One neat little trick available on a number of banking apps is direct access to Google Pay. Once you’ve done that, you can use Google Pay to split a dinner check, for example, with up to five people and get them all paid before you leave the restaurant. It’s quicker than Splitwise and more secure than Venmo.
The recent uptick in hack attacks and data breaches mean it’s probably a good idea to periodically check your financial health. Most banking apps — assuming you meet their minimum balance requirements — let you check your credit score for free from one of the three monitoring houses, such as TransUnion.
Hopefully, it won’t happen to you very often (or ever), but if you do lose or have your cards stolen, the quickest, most pain-free way to close them is to do it via your banking app. If it is stolen, you can even order a new card. On the other hand, if you’re not sure whether you actually lost it or not, you can usually temporarily lock the card, and then unlock it when you discover, say, that it was underneath the sofa cushions the whole time. Finally, if you notice suspicious charges (or get a warning from your bank), you can dispute a transaction in seconds, rather going through the tortuous phone calls that are typically required.

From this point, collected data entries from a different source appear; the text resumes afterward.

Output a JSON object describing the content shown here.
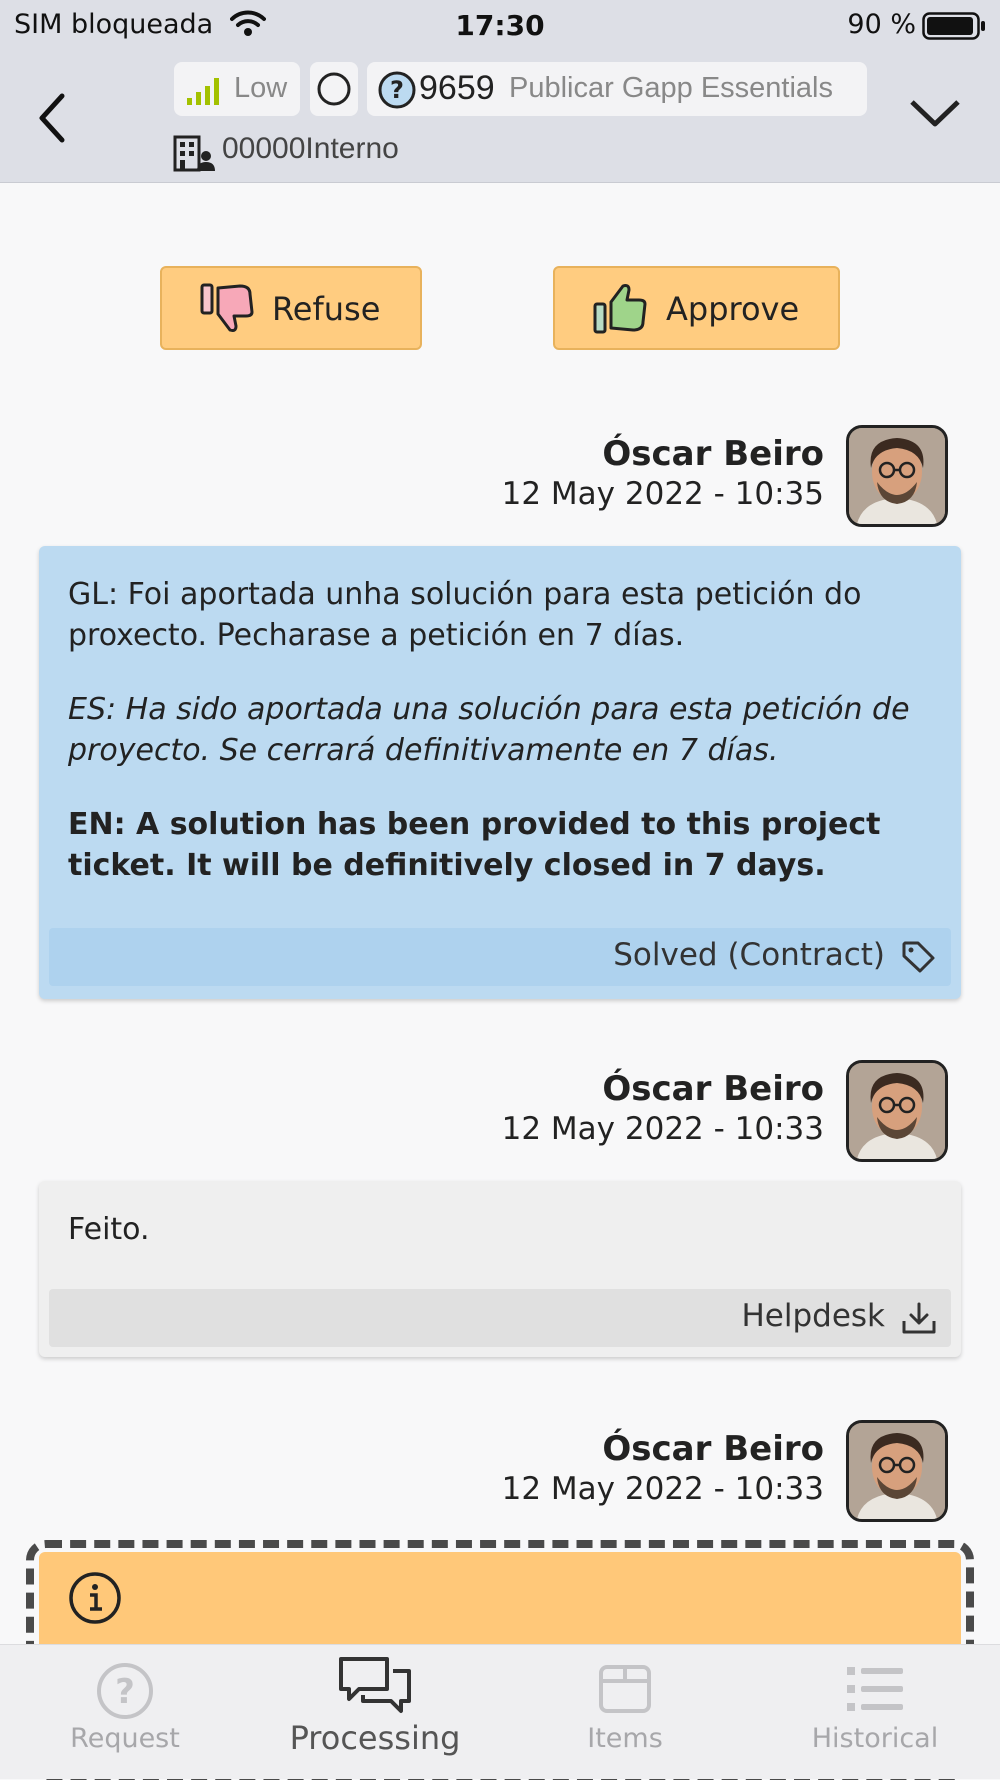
{
  "status_bar": {
    "carrier": "SIM bloqueada",
    "time": "17:30",
    "battery": "90 %"
  },
  "header": {
    "priority": "Low",
    "ticket_number": "9659",
    "ticket_title": "Publicar Gapp Essentials",
    "company": "00000Interno"
  },
  "actions": {
    "refuse": "Refuse",
    "approve": "Approve"
  },
  "messages": [
    {
      "author": "Óscar Beiro",
      "date": "12 May 2022 - 10:35",
      "text_gl": "GL: Foi aportada unha solución para esta petición do proxecto. Pecharase a petición en 7 días.",
      "text_es": "ES: Ha sido aportada una solución para esta petición de proyecto. Se cerrará definitivamente en 7 días.",
      "text_en": "EN: A solution has been provided to this project ticket. It will be definitively closed in 7 days.",
      "footer": "Solved (Contract)",
      "footer_icon": "tag-icon",
      "color": "#bcdaf1"
    },
    {
      "author": "Óscar Beiro",
      "date": "12 May 2022 - 10:33",
      "text": "Feito.",
      "footer": "Helpdesk",
      "footer_icon": "download-icon",
      "color": "#efefef"
    },
    {
      "author": "Óscar Beiro",
      "date": "12 May 2022 - 10:33",
      "icon": "info-icon",
      "color": "#ffc879"
    }
  ],
  "tabs": [
    {
      "label": "Request",
      "icon": "question-icon"
    },
    {
      "label": "Processing",
      "icon": "chat-icon",
      "active": true
    },
    {
      "label": "Items",
      "icon": "box-icon"
    },
    {
      "label": "Historical",
      "icon": "list-icon"
    }
  ],
  "colors": {
    "accent": "#ffcc80",
    "header_bg": "#dddfe6",
    "solved_bg": "#bcdaf1",
    "info_bg": "#ffc879"
  }
}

No more endless days of copying documents and filling in notarized forms — nowadays you can use some banking apps to apply for (and receive) a mortgage in minutes. TD’s app attendant, TD for Me, for example, even uses your location to pinpoint properties. If you’re near one of them, you can get a pre-approved mortgage offer (which can help you in a bidding war) based on your credit score and assets. At U.S. Bank they wanted to make it as easy as ordering a pizza, so even if you don’t get instant approval, the app will inform you of the status of application at each stage.
Got that entrepreneurial itch to launch your own company? Several banks allow you to apply for a small-business loan on your smartphone. Traditionally, applying for such a loan takes at least two weeks, with multiple visits to the bank and a whole lot of exchanging documents. Doing the application in-app can save days of downtime. U.S. Bank, for example, claims a customer can can complete a loan application in six and a half minutes — and in some cases even get the funds deposited in their account within seconds.

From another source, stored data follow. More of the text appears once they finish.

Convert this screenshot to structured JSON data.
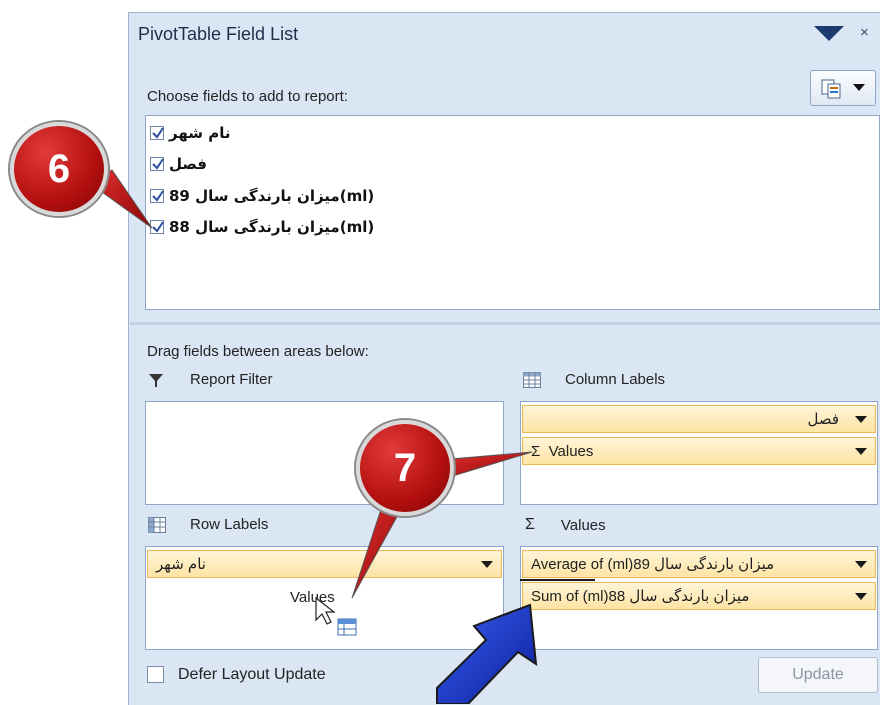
{
  "window": {
    "title": "PivotTable Field List",
    "close_glyph": "×"
  },
  "field_section": {
    "label": "Choose fields to add to report:",
    "fields": [
      {
        "label": "نام شهر",
        "checked": true
      },
      {
        "label": "فصل",
        "checked": true
      },
      {
        "label": "(ml)میزان بارندگی سال 89",
        "checked": true
      },
      {
        "label": "(ml)میزان بارندگی سال 88",
        "checked": true
      }
    ]
  },
  "areas": {
    "label": "Drag fields between areas below:",
    "report_filter": {
      "label": "Report Filter",
      "items": []
    },
    "column_labels": {
      "label": "Column Labels",
      "items": [
        "فصل",
        "Values"
      ],
      "sigma": "Σ"
    },
    "row_labels": {
      "label": "Row Labels",
      "items": [
        "نام شهر"
      ],
      "drag_text": "Values"
    },
    "values": {
      "label": "Values",
      "sigma": "Σ",
      "items": [
        "Average of (ml)میزان بارندگی سال 89",
        "Sum of (ml)میزان بارندگی سال 88"
      ]
    }
  },
  "footer": {
    "defer_label": "Defer Layout Update",
    "update_label": "Update"
  },
  "callouts": {
    "six": "6",
    "seven": "7"
  },
  "colors": {
    "callout_red": "#c41616",
    "item_fill": "#fde3a4",
    "panel_bg": "#dbe6f4",
    "blue_arrow": "#1030c8"
  }
}
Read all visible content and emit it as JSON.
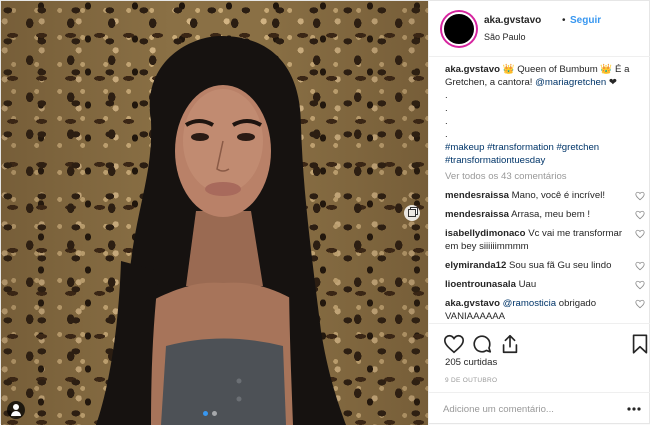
{
  "header": {
    "username": "aka.gvstavo",
    "separator": "•",
    "follow_label": "Seguir",
    "location": "São Paulo"
  },
  "caption": {
    "username": "aka.gvstavo",
    "text_part1": "👑 Queen of Bumbum 👑 É a Gretchen, a cantora!",
    "mention": "@mariagretchen",
    "text_part2": "❤",
    "dots": [
      ".",
      ".",
      ".",
      "."
    ],
    "hashtags": "#makeup #transformation #gretchen #transformationtuesday"
  },
  "view_all_comments": "Ver todos os 43 comentários",
  "comments": [
    {
      "user": "mendesraissa",
      "text": "Mano, você é incrível!"
    },
    {
      "user": "mendesraissa",
      "text": "Arrasa, meu bem !"
    },
    {
      "user": "isabellydimonaco",
      "text": "Vc vai me transformar em bey siiiiiimmmm"
    },
    {
      "user": "elymiranda12",
      "text": "Sou sua fã Gu seu lindo"
    },
    {
      "user": "lioentrounasala",
      "text": "Uau"
    }
  ],
  "reply": {
    "user": "aka.gvstavo",
    "mention": "@ramosticia",
    "text": "obrigado VANIAAAAAA"
  },
  "likes": "205 curtidas",
  "date": "9 DE OUTUBRO",
  "add_comment_placeholder": "Adicione um comentário...",
  "icons": {
    "like": "heart-icon",
    "comment": "comment-icon",
    "share": "share-icon",
    "save": "bookmark-icon",
    "more": "more-options-icon",
    "carousel": "carousel-icon",
    "user_tag": "user-tag-icon"
  },
  "colors": {
    "link_blue": "#3897f0",
    "hashtag_blue": "#003569",
    "muted": "#999999",
    "text": "#262626"
  }
}
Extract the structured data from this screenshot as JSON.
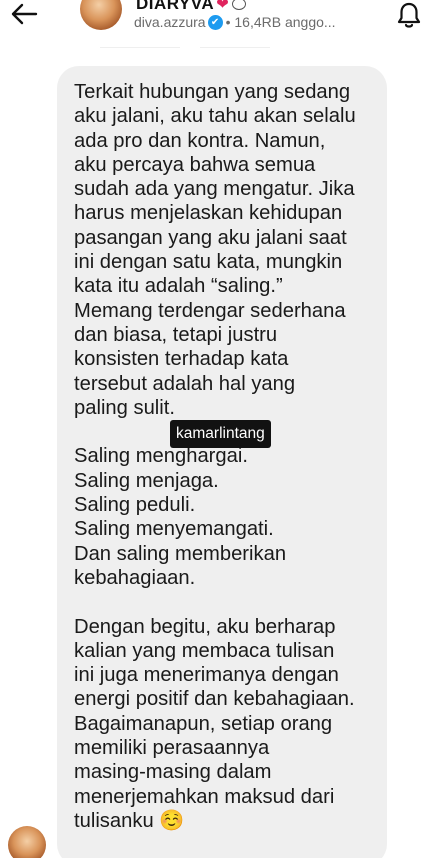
{
  "header": {
    "back_icon": "arrow-left-icon",
    "channel_name": "DIARYVA",
    "heart_icon": "❤",
    "bubble_icon": "speech-bubble-icon",
    "username": "diva.azzura",
    "verified_icon": "✔",
    "members": "• 16,4RB anggo...",
    "bell_icon": "bell-icon"
  },
  "message": {
    "paragraph1": [
      "Terkait hubungan yang sedang",
      "aku jalani, aku tahu akan selalu",
      "ada pro dan kontra. Namun,",
      "aku percaya bahwa semua",
      "sudah ada yang mengatur. Jika",
      "harus menjelaskan kehidupan",
      "pasangan yang aku jalani saat",
      "ini dengan satu kata, mungkin",
      "kata itu adalah “saling.”",
      "Memang terdengar sederhana",
      "dan biasa, tetapi justru",
      "konsisten terhadap kata",
      "tersebut adalah hal yang",
      "paling sulit."
    ],
    "paragraph2": [
      "Saling menghargai.",
      "Saling menjaga.",
      "Saling peduli.",
      "Saling menyemangati.",
      "Dan saling memberikan",
      "kebahagiaan."
    ],
    "paragraph3": [
      "Dengan begitu, aku berharap",
      "kalian yang membaca tulisan",
      "ini juga menerimanya dengan",
      "energi positif dan kebahagiaan.",
      "Bagaimanapun, setiap orang",
      "memiliki perasaannya",
      "masing-masing dalam",
      "menerjemahkan maksud dari",
      "tulisanku ☺️"
    ]
  },
  "watermark": "kamarlintang",
  "colors": {
    "bubble_bg": "#efefef",
    "verified": "#1d9bf0",
    "heart": "#e0245e",
    "watermark_bg": "#121212"
  }
}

Budgeting is an important part of maintaining fiscal well being. Many of the bigger bank apps let you easily analyze and assess your spending and saving habits. Many only offer a spending summary, like Citi’s app, which will show you at a glance you’re spending more on, say, your cable and Hulu accounts than you are on dinners out. But other apps, such as TD’s, go further with graphs depicting daily spending habits, what’s typical for you, and what changes you can make to meet savings goals.
Your financial institution wants to be with you all the time, so many banks are are adding app features that seemingly have nothing to do with finance — like train schedules. With TD’s app, for example, you can get notifications and estimates of travel time, as well as alerts about delays on some public transit systems (depending on where you live). Why? Probably because of that old adage, “time is money.”